A seguir, publicamos o primeiro capítulo do documento (A chamada à santidade), com o convite a abrir-se para a leitura e meditação desse texto do Santo Padre como ajuda a um caminho pessoal de santidade como “a vida verdadeira, a felicidade para a qual fomos criados”.

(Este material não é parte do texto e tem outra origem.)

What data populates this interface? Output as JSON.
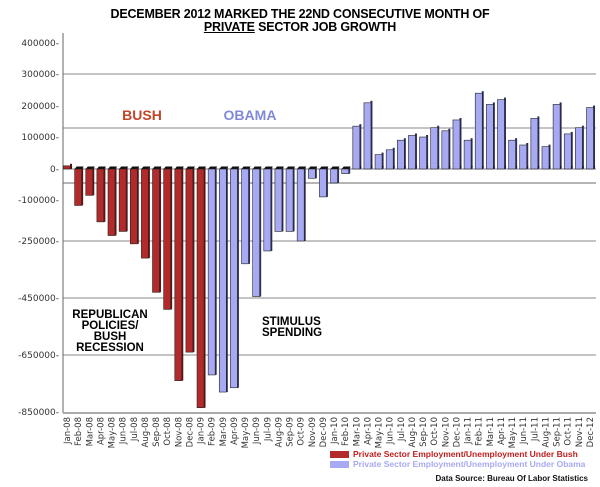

“Alegrai-vos e exultai” (Mt 5, 12), diz Jesus a quantos são perseguidos ou humilhados por causa d’Ele. O Senhor pede tudo e, em troca, oferece a vida verdadeira, a felicidade para a qual fomos criados. Quer-nos santos e espera que não nos resignemos com uma vida medíocre, superficial e indecisa. Com efeito, a chamada à santidade está patente, de várias maneiras, desde as primeiras páginas da Bíblia; a Abraão, o Senhor propô-la nestes termos: “anda na minha presença e sê perfeito” (Gn 17, 1).
Não se deve esperar aqui um tratado sobre a santidade, com muitas definições e distinções que poderiam enriquecer este tema importante ou com análises que se poderiam fazer acerca dos meios de santificação. O meu objetivo é humilde: fazer ressoar mais uma vez a chamada à santidade, procurando encarná-la no contexto atual, com os seus riscos, desafios e oportunidades, porque o Senhor escolheu cada um de nós “para ser santo e irrepreensível na sua presença, no amor” (cf. Ef 1, 4).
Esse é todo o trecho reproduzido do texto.